Chardonneret pour un moment : la bataille des experts au Venezuela pour sauver un oiseau en danger

Publié le 18 Février 2025

Astrid Arellano

4 février 2025

 

  • Le groupe a enregistré la naissance de 47 poussins de chardonneret rouge également appelé tarin rouge (Spinus cucullatus, cardenalito), une étape importante dans la conservation d’un oiseau classé « en danger critique d’extinction » en raison du commerce illégal et de la perte de son habitat naturel.
  • Ce résultat triple le chiffre obtenu au cours des deux années précédentes.
  • Les naissances ont eu lieu au Centre de Conservation Cardinal au Venezuela (CCCV), inauguré en 2019 à l'intérieur du zoo Leslie Pantin, à Aragua.
  • Le projet, dirigé par l'organisation Provita, vise à réhabiliter et à reproduire des cardenalitos sauvés du trafic illégal ou cédés volontairement, et les spécialistes espèrent qu'à l'avenir, ils pourront être rendus à la nature.

 

Les oiseaux sont si petits que pour les trouver, il faut tendre les yeux à travers une fenêtre. Avec un peu d'effort, il est possible de les repérer perchés sur la végétation sauvage qui se trouve à l'intérieur de la volière. Ils savent très bien se camoufler, mais la couleur de leur plumage les trahit : le rouge intense des chardonnerets rouges (Spinus cucullatus) ressort particulièrement. Ils sont d’une beauté exceptionnelle, convoités par les trafiquants illégaux depuis plus de 100 ans.

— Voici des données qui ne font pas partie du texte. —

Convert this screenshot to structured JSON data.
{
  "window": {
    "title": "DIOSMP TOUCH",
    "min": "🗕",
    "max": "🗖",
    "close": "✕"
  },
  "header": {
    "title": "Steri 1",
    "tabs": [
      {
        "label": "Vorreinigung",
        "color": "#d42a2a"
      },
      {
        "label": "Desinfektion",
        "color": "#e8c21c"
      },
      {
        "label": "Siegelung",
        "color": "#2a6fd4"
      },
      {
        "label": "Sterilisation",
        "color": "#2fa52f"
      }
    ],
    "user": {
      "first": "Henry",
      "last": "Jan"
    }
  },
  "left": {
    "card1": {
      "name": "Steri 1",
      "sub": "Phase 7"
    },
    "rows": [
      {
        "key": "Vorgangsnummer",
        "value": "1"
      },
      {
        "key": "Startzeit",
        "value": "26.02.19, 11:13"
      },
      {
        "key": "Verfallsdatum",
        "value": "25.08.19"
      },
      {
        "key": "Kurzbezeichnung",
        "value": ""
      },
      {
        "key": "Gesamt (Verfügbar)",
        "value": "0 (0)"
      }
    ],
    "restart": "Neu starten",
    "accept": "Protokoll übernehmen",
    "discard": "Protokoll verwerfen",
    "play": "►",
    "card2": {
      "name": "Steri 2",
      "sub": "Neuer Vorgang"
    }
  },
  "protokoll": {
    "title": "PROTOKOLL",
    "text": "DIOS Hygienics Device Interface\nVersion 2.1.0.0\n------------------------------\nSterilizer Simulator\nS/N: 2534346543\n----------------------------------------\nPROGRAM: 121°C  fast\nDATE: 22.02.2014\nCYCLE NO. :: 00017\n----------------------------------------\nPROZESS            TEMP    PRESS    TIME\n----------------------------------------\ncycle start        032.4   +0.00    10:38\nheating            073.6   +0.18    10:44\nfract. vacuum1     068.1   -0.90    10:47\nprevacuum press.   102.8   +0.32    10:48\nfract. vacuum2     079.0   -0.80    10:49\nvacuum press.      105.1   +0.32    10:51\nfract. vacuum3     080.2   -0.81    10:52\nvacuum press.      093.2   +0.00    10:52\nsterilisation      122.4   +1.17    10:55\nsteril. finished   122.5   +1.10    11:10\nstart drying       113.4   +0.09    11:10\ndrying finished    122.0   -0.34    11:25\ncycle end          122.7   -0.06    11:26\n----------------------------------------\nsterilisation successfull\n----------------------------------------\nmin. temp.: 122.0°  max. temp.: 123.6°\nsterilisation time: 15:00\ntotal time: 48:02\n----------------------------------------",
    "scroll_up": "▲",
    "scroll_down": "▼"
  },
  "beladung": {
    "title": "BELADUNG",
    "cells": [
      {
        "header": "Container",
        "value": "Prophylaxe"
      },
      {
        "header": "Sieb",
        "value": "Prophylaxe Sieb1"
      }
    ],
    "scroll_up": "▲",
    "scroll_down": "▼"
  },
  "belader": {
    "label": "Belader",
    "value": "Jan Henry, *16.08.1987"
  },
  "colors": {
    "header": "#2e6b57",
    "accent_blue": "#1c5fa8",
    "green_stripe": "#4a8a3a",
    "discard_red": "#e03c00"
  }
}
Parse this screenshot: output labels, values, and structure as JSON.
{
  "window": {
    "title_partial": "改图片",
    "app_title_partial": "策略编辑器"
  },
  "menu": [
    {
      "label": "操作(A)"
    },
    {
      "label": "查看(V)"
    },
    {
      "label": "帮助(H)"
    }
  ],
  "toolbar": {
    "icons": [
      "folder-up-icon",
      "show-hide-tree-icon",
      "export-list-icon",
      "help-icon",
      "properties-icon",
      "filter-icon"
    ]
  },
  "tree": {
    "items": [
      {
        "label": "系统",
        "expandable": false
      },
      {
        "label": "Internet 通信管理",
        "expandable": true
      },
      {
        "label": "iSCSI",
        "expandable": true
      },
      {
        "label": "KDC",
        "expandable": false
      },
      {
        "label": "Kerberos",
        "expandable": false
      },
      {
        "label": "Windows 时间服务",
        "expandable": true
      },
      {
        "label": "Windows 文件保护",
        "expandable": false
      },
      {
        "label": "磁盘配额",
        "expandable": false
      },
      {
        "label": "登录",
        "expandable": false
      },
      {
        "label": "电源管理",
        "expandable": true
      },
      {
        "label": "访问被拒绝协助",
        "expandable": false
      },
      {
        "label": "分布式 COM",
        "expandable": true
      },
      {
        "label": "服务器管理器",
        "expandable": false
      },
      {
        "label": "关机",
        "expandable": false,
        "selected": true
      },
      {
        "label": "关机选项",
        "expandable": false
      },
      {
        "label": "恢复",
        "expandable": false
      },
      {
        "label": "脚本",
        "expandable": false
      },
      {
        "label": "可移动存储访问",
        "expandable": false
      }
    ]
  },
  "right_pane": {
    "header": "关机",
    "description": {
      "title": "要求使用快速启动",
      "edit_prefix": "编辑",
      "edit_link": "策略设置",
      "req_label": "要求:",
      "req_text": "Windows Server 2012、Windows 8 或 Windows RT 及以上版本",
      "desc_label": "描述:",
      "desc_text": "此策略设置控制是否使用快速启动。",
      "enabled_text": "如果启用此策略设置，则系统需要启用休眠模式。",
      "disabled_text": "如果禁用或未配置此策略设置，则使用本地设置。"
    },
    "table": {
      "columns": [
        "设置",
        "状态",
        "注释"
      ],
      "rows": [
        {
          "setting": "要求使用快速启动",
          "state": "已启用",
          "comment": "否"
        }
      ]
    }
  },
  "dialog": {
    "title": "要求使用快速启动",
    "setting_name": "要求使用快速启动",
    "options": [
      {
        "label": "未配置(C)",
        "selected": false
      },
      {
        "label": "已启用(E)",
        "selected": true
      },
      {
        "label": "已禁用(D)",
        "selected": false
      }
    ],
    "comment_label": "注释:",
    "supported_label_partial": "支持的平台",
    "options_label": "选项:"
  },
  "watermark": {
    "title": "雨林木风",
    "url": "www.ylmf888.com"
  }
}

Un projet vise à changer l’histoire de cette espèce en danger critique d’extinction. Au Centre de Conservation du Cardinal Vénézuélien (CCCV) — que l' organisation Provita a fondé au sein du zoo Leslie Pantin d'Aragua — la création de volières pour l'élevage en captivité a été essentielle pour sauver l'espèce. Les populations sauvages ont été considérablement réduites en raison du commerce illégal d’animaux de compagnie et de la perte d’habitat due à l’agriculture et à l’urbanisation.

Chardonneret rouge mâle ( Spinus cucullatus ) dans une volière du Centre de conservation du cardinal au Venezuela (CCCV). Photo : Samuel Beomon

Ce que les spécialistes ont réalisé est une étape importante : fin 2024, ils ont enregistré la naissance de 47 poussins , un résultat qui triple le nombre obtenu par l'organisation au cours des deux années de travail précédentes. Ces descendants sont le produit de la reproduction entre des cardenalitos récupérés grâce à des confiscations ou cédés volontairement par des particuliers et des aviculteurs de la région.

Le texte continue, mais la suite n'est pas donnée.